Predict the causal cell types underlying a patient's phenotypes given some varying degree of prior knowledge.

predict_celltypes(
  phenotypes,
  diseases_include = NULL,
  diseases_exclude = NULL,
  genes_include = NULL,
  genes_exclude = NULL,
  gene_weights = list(include = 2, default = 1, exclude = 0),
  results = MSTExplorer::load_example_results(),
  phenotype_to_genes = HPOExplorer::load_phenotype_to_genes(),
  agg_var = c("cl_name"),
  effect_var = "logFC",
  x_var = agg_var[1],
  y_var = "score_mean",
  fill_var = "score_sum",
  evidence_score_var = "evidence_score_sum",
  max_x_var = 10,
  subtitle_size = 9,
  plot.margin = ggplot2::margin(1, 1, 1, 40),
  show_plot = TRUE,
  save_path = NULL,
  width = NULL,
  height = NULL
)

Arguments

phenotypes

Phenotypes observed in the patient. Can be a list of HPO phenotype IDs or HPO phenotype names.

diseases_include

Diseases that the patient is known to have. Can be provided as OMIM, Orphanet, or DECIPHER disease IDs.

diseases_exclude

Diseases that the patient is known NOT to have. Can be provided as OMIM, Orphanet, or DECIPHER disease IDs.

genes_include

Genes in which the patient is known to have abnormalities.

genes_exclude

Genes in which the patient is known NOT to have abnormalities.

gene_weights

A named list describing the weight to apply to genes in the include, default, and exclude lists.

results

The cell type-phenotype enrichment results generated by gen_results and merged together with merge_results

phenotype_to_genes

Phenotype to gene mapping from load_phenotype_to_genes.

agg_var

The variable(s) to aggregate results by.

effect_var

Name of the effect size column in the results.

x_var

Variable to plot on the x-axis.

y_var

Variable to plot on the y-axis.

fill_var

Variable to fill by.

evidence_score_var

Which variable from add_evidence to use when weighting genes.

max_x_var

The maximum number of cell types to display.

subtitle_size

Size of the plot subtitle.

plot.margin

margin around entire plot (unit with the sizes of the top, right, bottom, and left margins)

show_plot

Print the plot to the console.

save_path

Save the plot to a file. Set to NULL to not save the plot.

width

Width of the saved plot.

height

Height of the saved plot.

Value

data.table of prioritised cell types, sorted by a "score" that combines:

  • The phenotype-cell type enrichment p-values ("p").

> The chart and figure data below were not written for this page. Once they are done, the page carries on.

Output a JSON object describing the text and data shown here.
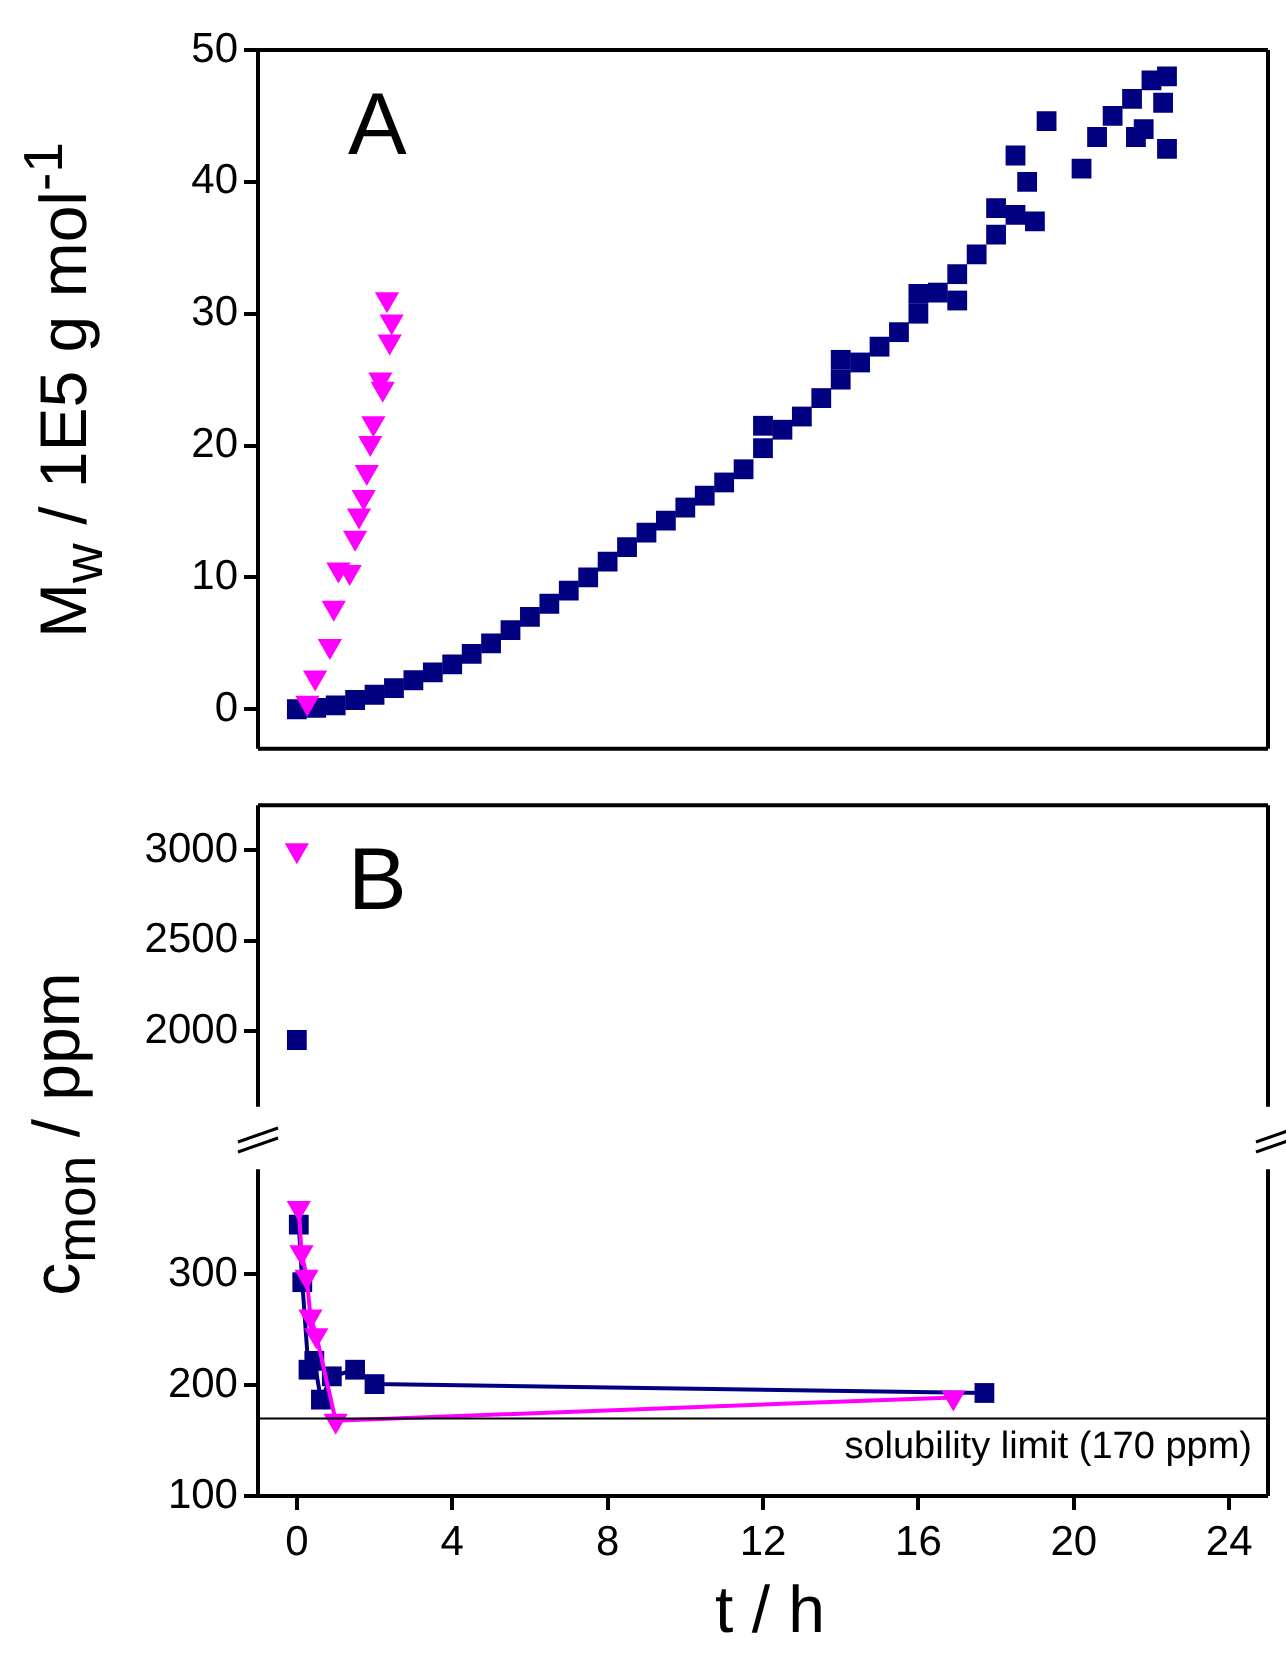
{
  "chart_data": [
    {
      "type": "scatter",
      "ylabel": "M$_{w}$ / 1E5 g mol$^{-1}$",
      "annotations": [
        "A"
      ],
      "xlim": [
        -1,
        25
      ],
      "xticks": [
        0,
        4,
        8,
        12,
        16,
        20,
        24
      ],
      "ylim": [
        -3,
        50
      ],
      "yticks": [
        0,
        10,
        20,
        30,
        40,
        50
      ],
      "tick_labels": "y",
      "series": [
        {
          "color": "#000080",
          "marker": "square",
          "x": [
            0,
            0.5,
            1,
            1.5,
            2,
            2.5,
            3,
            3.5,
            4,
            4.5,
            5,
            5.5,
            6,
            6.5,
            7,
            7.5,
            8,
            8.5,
            9,
            9.5,
            10,
            10.5,
            11,
            11.5,
            12,
            12,
            12.5,
            13,
            13.5,
            14,
            14,
            14.5,
            15,
            15.5,
            16,
            16,
            16.5,
            17,
            17,
            17.5,
            18,
            18,
            18.5,
            18.8,
            18.5,
            19.3,
            19,
            20.2,
            20.6,
            21,
            21.5,
            21.6,
            22,
            22.4,
            22.4,
            21.8,
            22.3
          ],
          "values": [
            0,
            0.1,
            0.3,
            0.7,
            1.1,
            1.6,
            2.2,
            2.8,
            3.4,
            4.2,
            5,
            6,
            7,
            8,
            9,
            10,
            11.2,
            12.3,
            13.4,
            14.3,
            15.3,
            16.2,
            17.2,
            18.2,
            19.8,
            21.5,
            21.2,
            22.2,
            23.6,
            25,
            26.5,
            26.3,
            27.5,
            28.6,
            30,
            31.5,
            31.6,
            33,
            31,
            34.5,
            36,
            38,
            37.5,
            40,
            42,
            44.6,
            37,
            41,
            43.4,
            45,
            46.3,
            43.4,
            47.7,
            48,
            42.5,
            44,
            46
          ]
        },
        {
          "color": "#ff00ff",
          "marker": "triangle",
          "x": [
            0.27,
            0.47,
            0.85,
            0.95,
            1.07,
            1.36,
            1.5,
            1.6,
            1.72,
            1.8,
            1.89,
            1.97,
            2.21,
            2.15,
            2.39,
            2.44,
            2.32
          ],
          "values": [
            0.5,
            2.4,
            4.8,
            7.7,
            10.6,
            10.4,
            13,
            14.7,
            16.1,
            18,
            20.2,
            21.7,
            24.3,
            25,
            27.9,
            29.4,
            31.1
          ]
        }
      ]
    },
    {
      "type": "line",
      "ylabel": "c$_{mon}$ / ppm",
      "annotations": [
        "B"
      ],
      "xlim": [
        -1,
        25
      ],
      "xticks": [
        0,
        4,
        8,
        12,
        16,
        20,
        24
      ],
      "ylim": [
        1580,
        3250
      ],
      "yticks": [
        2000,
        2500,
        3000
      ],
      "tick_labels": "y",
      "series": [
        {
          "color": "#000080",
          "marker": "square",
          "x": [
            0
          ],
          "values": [
            1950
          ]
        },
        {
          "color": "#ff00ff",
          "marker": "triangle",
          "x": [
            0
          ],
          "values": [
            3000
          ]
        }
      ]
    },
    {
      "type": "line",
      "xlabel": "t / h",
      "xlim": [
        -1,
        25
      ],
      "xticks": [
        0,
        4,
        8,
        12,
        16,
        20,
        24
      ],
      "ylim": [
        100,
        395
      ],
      "yticks": [
        100,
        200,
        300
      ],
      "ref_lines": [
        {
          "axis": "y",
          "value": 170,
          "label": "solubility limit (170 ppm)",
          "color": "#000000"
        }
      ],
      "series": [
        {
          "color": "#000080",
          "marker": "square",
          "x": [
            0.05,
            0.14,
            0.3,
            0.45,
            0.62,
            0.9,
            1.5,
            2,
            17.7
          ],
          "values": [
            345,
            293,
            214,
            222,
            187,
            208,
            214,
            201,
            193
          ]
        },
        {
          "color": "#ff00ff",
          "marker": "triangle",
          "x": [
            0.05,
            0.12,
            0.25,
            0.35,
            0.5,
            1,
            16.9
          ],
          "values": [
            360,
            320,
            298,
            262,
            245,
            168,
            189
          ]
        }
      ]
    }
  ]
}
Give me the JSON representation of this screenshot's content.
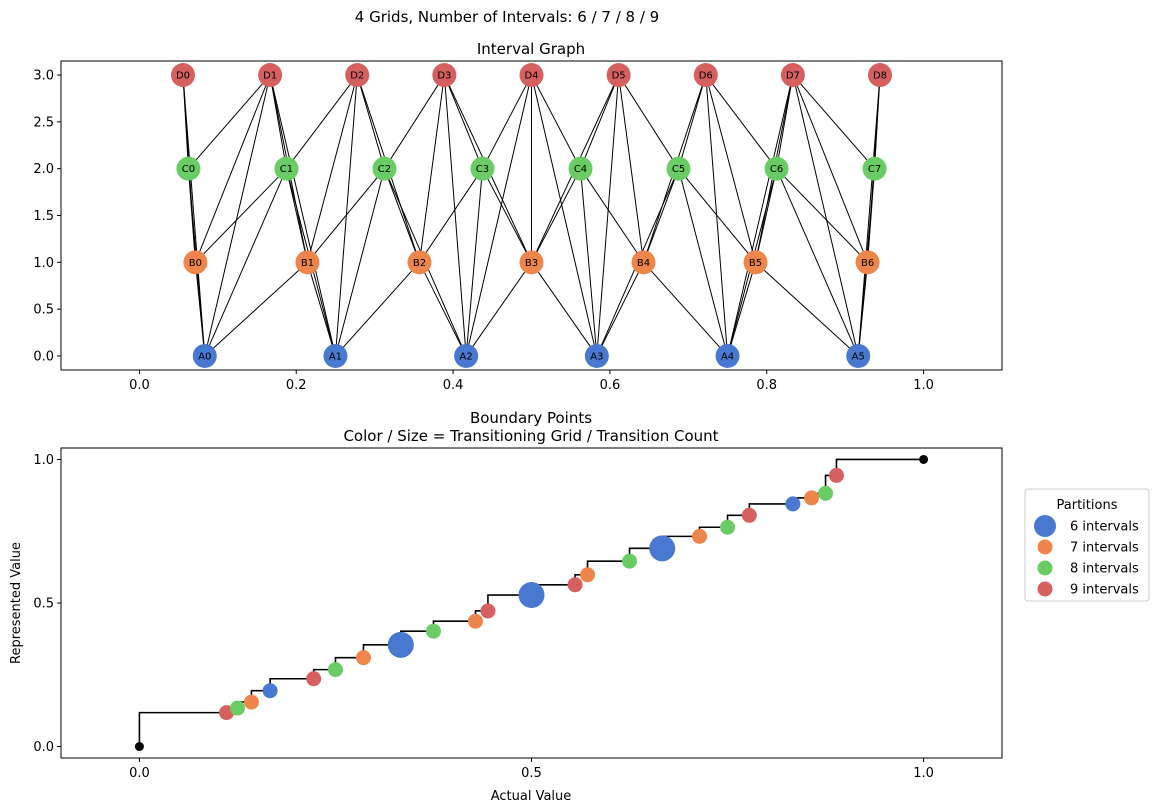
{
  "figure": {
    "suptitle": "4 Grids, Number of Intervals: 6 / 7 / 8 / 9"
  },
  "chart_data": [
    {
      "type": "network",
      "title": "Interval Graph",
      "xlim": [
        -0.1,
        1.1
      ],
      "ylim": [
        -0.15,
        3.15
      ],
      "xticks": [
        "0.0",
        "0.2",
        "0.4",
        "0.6",
        "0.8",
        "1.0"
      ],
      "xtick_values": [
        0.0,
        0.2,
        0.4,
        0.6,
        0.8,
        1.0
      ],
      "yticks": [
        "0.0",
        "0.5",
        "1.0",
        "1.5",
        "2.0",
        "2.5",
        "3.0"
      ],
      "ytick_values": [
        0.0,
        0.5,
        1.0,
        1.5,
        2.0,
        2.5,
        3.0
      ],
      "grids": [
        {
          "prefix": "A",
          "n": 6,
          "level": 0,
          "color": "#4878d0"
        },
        {
          "prefix": "B",
          "n": 7,
          "level": 1,
          "color": "#ee854a"
        },
        {
          "prefix": "C",
          "n": 8,
          "level": 2,
          "color": "#6acc64"
        },
        {
          "prefix": "D",
          "n": 9,
          "level": 3,
          "color": "#d65f5f"
        }
      ],
      "edge_rule": "edges connect intervals of different grids whose ranges overlap"
    },
    {
      "type": "step",
      "title": "Boundary Points",
      "subtitle": "Color / Size = Transitioning Grid / Transition Count",
      "xlabel": "Actual Value",
      "ylabel": "Represented Value",
      "xlim": [
        -0.1,
        1.1
      ],
      "ylim": [
        -0.04,
        1.04
      ],
      "xticks": [
        "0.0",
        "0.5",
        "1.0"
      ],
      "xtick_values": [
        0.0,
        0.5,
        1.0
      ],
      "yticks": [
        "0.0",
        "0.5",
        "1.0"
      ],
      "ytick_values": [
        0.0,
        0.5,
        1.0
      ],
      "endpoints": [
        [
          0,
          0
        ],
        [
          1,
          1
        ]
      ],
      "points_rule": "boundary points k/n for n in grid sizes; y = midpoint between neighbouring boundaries; color = grid; size = number of grids sharing the boundary",
      "legend": {
        "title": "Partitions",
        "placement": "right",
        "entries": [
          {
            "label": "6 intervals",
            "color": "#4878d0"
          },
          {
            "label": "7 intervals",
            "color": "#ee854a"
          },
          {
            "label": "8 intervals",
            "color": "#6acc64"
          },
          {
            "label": "9 intervals",
            "color": "#d65f5f"
          }
        ]
      }
    }
  ]
}
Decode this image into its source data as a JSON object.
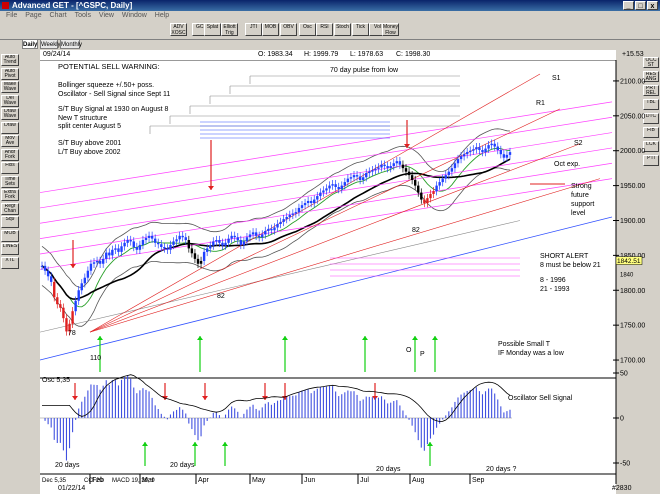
{
  "window": {
    "title": "Advanced GET - [^GSPC, Daily]",
    "buttons": [
      "_",
      "□",
      "x"
    ]
  },
  "menu": {
    "items": [
      "File",
      "Page",
      "Chart",
      "Tools",
      "View",
      "Window",
      "Help"
    ]
  },
  "toolbar": {
    "buttons": [
      "ADV XOSC",
      "GCI",
      "Splat",
      "Elliott Trig",
      "JTI",
      "MOB",
      "OBV",
      "Osc",
      "RSI",
      "Stoch",
      "Tick",
      "Vol",
      "Money Flow"
    ]
  },
  "tabs": [
    "Daily",
    "Weekly",
    "Monthly"
  ],
  "left_toolbar": [
    "Auto Trend",
    "Auto Pivot",
    "Make Wave",
    "Del Wave",
    "Draw Wave",
    "Draw",
    "Mov Ave",
    "Andr Fork",
    "Fibs",
    "Time Sets",
    "Extra Fork",
    "Regr Chan",
    "Sq9",
    "MOB",
    "LINES",
    "XTL"
  ],
  "right_toolbar": [
    "OCC ST",
    "RES ANG",
    "PRT REL",
    "TBL",
    "DTC",
    "FIB",
    "LCK",
    "PTI"
  ],
  "info": {
    "date": "09/24/14",
    "open": "O: 1983.34",
    "high": "H: 1999.79",
    "low": "L: 1978.63",
    "close": "C: 1998.30",
    "change": "+15.53"
  },
  "annotations": {
    "title": "POTENTIAL SELL WARNING:",
    "bollinger": "Bollinger squeeze +/.50+ poss.",
    "oscillator": "Oscillator - Sell Signal since Sept 11",
    "st_buy": "S/T Buy Signal at 1930 on August 8",
    "new_t": "New T structure",
    "split": "split center August 5",
    "st_above": "S/T Buy above 2001",
    "lt_above": "L/T Buy above 2002",
    "pulse": "70 day pulse from low",
    "s1": "S1",
    "r1": "R1",
    "s2": "S2",
    "oct": "Oct exp.",
    "strong1": "Strong",
    "strong2": "future",
    "strong3": "support",
    "strong4": "level",
    "short_alert": "SHORT ALERT",
    "short_below": "8 must be below 21",
    "n8": "8   - 1996",
    "n21": "21 - 1993",
    "small_t1": "Possible Small T",
    "small_t2": "IF Monday was a low",
    "w78": "78",
    "w110": "110",
    "w82a": "82",
    "w82b": "82",
    "o": "O",
    "p": "P",
    "osc_signal": "Oscillator Sell Signal",
    "d20a": "20 days",
    "d20b": "20 days",
    "d20c": "20 days",
    "d20d": "20 days ?",
    "osc_label": "Osc 5,35",
    "price_tag": "1842.51",
    "price_tag2": "1840"
  },
  "bottom_bar": {
    "dates": [
      "Dec 5,35",
      "CCI 20",
      "MACD 19, 39, 9"
    ],
    "start": "01/22/14",
    "months": [
      "Feb",
      "Mar",
      "Apr",
      "May",
      "Jun",
      "Jul",
      "Aug",
      "Sep"
    ],
    "corner": "#2830"
  },
  "chart_data": {
    "type": "candlestick",
    "symbol": "^GSPC",
    "y_ticks": [
      1700,
      1750,
      1800,
      1850,
      1900,
      1950,
      2000,
      2050,
      2100
    ],
    "y_range": [
      1680,
      2130
    ],
    "osc_ticks": [
      50,
      0,
      -50
    ],
    "months": [
      "Feb",
      "Mar",
      "Apr",
      "May",
      "Jun",
      "Jul",
      "Aug",
      "Sep"
    ],
    "closes": [
      1835,
      1828,
      1820,
      1812,
      1790,
      1780,
      1775,
      1760,
      1741,
      1752,
      1770,
      1785,
      1800,
      1810,
      1818,
      1828,
      1838,
      1840,
      1842,
      1838,
      1845,
      1854,
      1850,
      1858,
      1860,
      1855,
      1863,
      1868,
      1872,
      1870,
      1862,
      1858,
      1865,
      1872,
      1875,
      1878,
      1874,
      1868,
      1866,
      1862,
      1860,
      1858,
      1865,
      1870,
      1873,
      1878,
      1876,
      1872,
      1860,
      1853,
      1845,
      1838,
      1842,
      1855,
      1860,
      1864,
      1870,
      1872,
      1868,
      1864,
      1868,
      1874,
      1878,
      1876,
      1872,
      1865,
      1870,
      1876,
      1880,
      1883,
      1878,
      1876,
      1880,
      1885,
      1888,
      1886,
      1890,
      1895,
      1898,
      1902,
      1905,
      1908,
      1910,
      1912,
      1918,
      1922,
      1925,
      1928,
      1925,
      1930,
      1935,
      1940,
      1943,
      1946,
      1950,
      1952,
      1948,
      1945,
      1950,
      1955,
      1960,
      1962,
      1965,
      1963,
      1958,
      1962,
      1968,
      1970,
      1972,
      1974,
      1976,
      1980,
      1978,
      1975,
      1978,
      1982,
      1985,
      1980,
      1975,
      1970,
      1965,
      1958,
      1950,
      1940,
      1930,
      1925,
      1932,
      1938,
      1942,
      1950,
      1955,
      1960,
      1965,
      1970,
      1975,
      1982,
      1988,
      1992,
      1995,
      1998,
      2000,
      2002,
      2005,
      2001,
      1998,
      2003,
      2008,
      2010,
      2006,
      2001,
      1995,
      1990,
      1994,
      1998
    ]
  }
}
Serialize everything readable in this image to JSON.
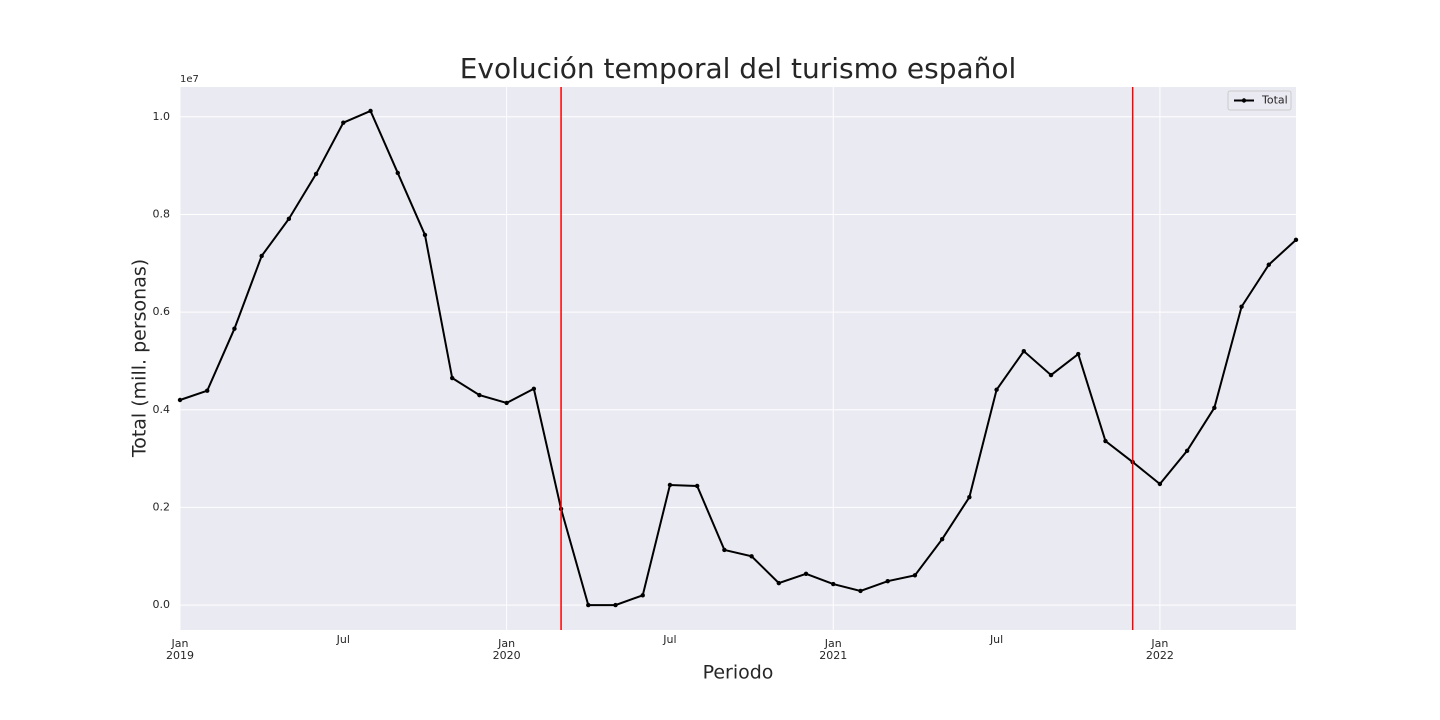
{
  "chart_data": {
    "type": "line",
    "title": "Evolución temporal del turismo español",
    "xlabel": "Periodo",
    "ylabel": "Total (mill. personas)",
    "y_offset_label": "1e7",
    "x": [
      "2019-01",
      "2019-02",
      "2019-03",
      "2019-04",
      "2019-05",
      "2019-06",
      "2019-07",
      "2019-08",
      "2019-09",
      "2019-10",
      "2019-11",
      "2019-12",
      "2020-01",
      "2020-02",
      "2020-03",
      "2020-04",
      "2020-05",
      "2020-06",
      "2020-07",
      "2020-08",
      "2020-09",
      "2020-10",
      "2020-11",
      "2020-12",
      "2021-01",
      "2021-02",
      "2021-03",
      "2021-04",
      "2021-05",
      "2021-06",
      "2021-07",
      "2021-08",
      "2021-09",
      "2021-10",
      "2021-11",
      "2021-12",
      "2022-01",
      "2022-02",
      "2022-03",
      "2022-04",
      "2022-05",
      "2022-06"
    ],
    "series": [
      {
        "name": "Total",
        "color": "#000000",
        "values": [
          0.42,
          0.439,
          0.566,
          0.715,
          0.791,
          0.883,
          0.988,
          1.012,
          0.885,
          0.758,
          0.465,
          0.43,
          0.414,
          0.443,
          0.197,
          0.0,
          0.0,
          0.02,
          0.246,
          0.244,
          0.113,
          0.1,
          0.045,
          0.064,
          0.043,
          0.029,
          0.049,
          0.061,
          0.135,
          0.221,
          0.441,
          0.52,
          0.471,
          0.514,
          0.336,
          0.293,
          0.248,
          0.316,
          0.404,
          0.611,
          0.697,
          0.748
        ]
      }
    ],
    "vlines": {
      "x": [
        "2020-03",
        "2021-12"
      ],
      "color": "#ff0000"
    },
    "xlim": [
      "2019-01",
      "2022-06"
    ],
    "xticks": [
      {
        "value": "2019-01",
        "label": "Jan",
        "sublabel": "2019"
      },
      {
        "value": "2020-01",
        "label": "Jan",
        "sublabel": "2020"
      },
      {
        "value": "2021-01",
        "label": "Jan",
        "sublabel": "2021"
      },
      {
        "value": "2022-01",
        "label": "Jan",
        "sublabel": "2022"
      }
    ],
    "xminorticks": [
      {
        "value": "2019-07",
        "label": "Jul"
      },
      {
        "value": "2020-07",
        "label": "Jul"
      },
      {
        "value": "2021-07",
        "label": "Jul"
      }
    ],
    "ylim": [
      -0.051,
      1.061
    ],
    "yticks": [
      {
        "value": 0,
        "label": "0.0"
      },
      0.2,
      0.4,
      0.6,
      0.8,
      {
        "value": 1,
        "label": "1.0"
      }
    ],
    "grid": true,
    "legend": "upper right"
  }
}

  • The phenotype-cell type enrichment effect size ("effect").

  • A gene-wise factor that upweights/downweights included/excluded genes respectively, multiplied by the evidence score of a phenotype-gene association. Only applied when genes_include or genes_exclude is provided.

Examples

phenotypes <- c("Generalized neonatal hypotonia",
                "Scrotal hypospadias",
                "Increased circulating progesterone")
# diseases_include <- "OMIM:176270"
genes_include <- c("MAGEL2","HERC2")
genes_exclude <- c("SNORD115-1")
ct <- predict_celltypes(phenotypes = phenotypes,
                        genes_include = genes_include,
                        genes_exclude = genes_exclude)
#> Translating ontology terms to ids.
#> Adding logFC column.
#> Reading cached RDS file: phenotype_to_genes.txt
#> + Version: v2025-05-06
#> Adding genes and disease IDs.
#> Mapping cell types to cell ontology terms.
#> Adding stage information.
#> Reading cached RDS file: phenotype_to_genes.txt
#> + Version: v2025-05-06
#> Loading ctd_DescartesHuman.rds
#> Loading ctd_HumanCellLandscape.rds
#> Annotating gene-disease associations with Evidence Score
#> Gathering data from GenCC.
#> Importing cached file.
#> Evidence scores for: 
#>  - 11050 diseases 
#>  - 5533 genes
#> + Version: 2025-08-08
#> Warning: A shallow copy of this data.table was taken so that := can add or remove 1 columns by reference. At an earlier point, this data.table was copied by R (or was created manually using structure() or similar). Avoid names<- and attr<- which in R currently (and oddly) may copy the whole data.table. Use set* syntax instead to avoid copying: ?set, ?setnames and ?setattr. It's also not unusual for data.table-agnostic packages to produce tables affected by this issue. If this message doesn't help, please report your use case to the data.table issue tracker so the root cause can be fixed or this message improved.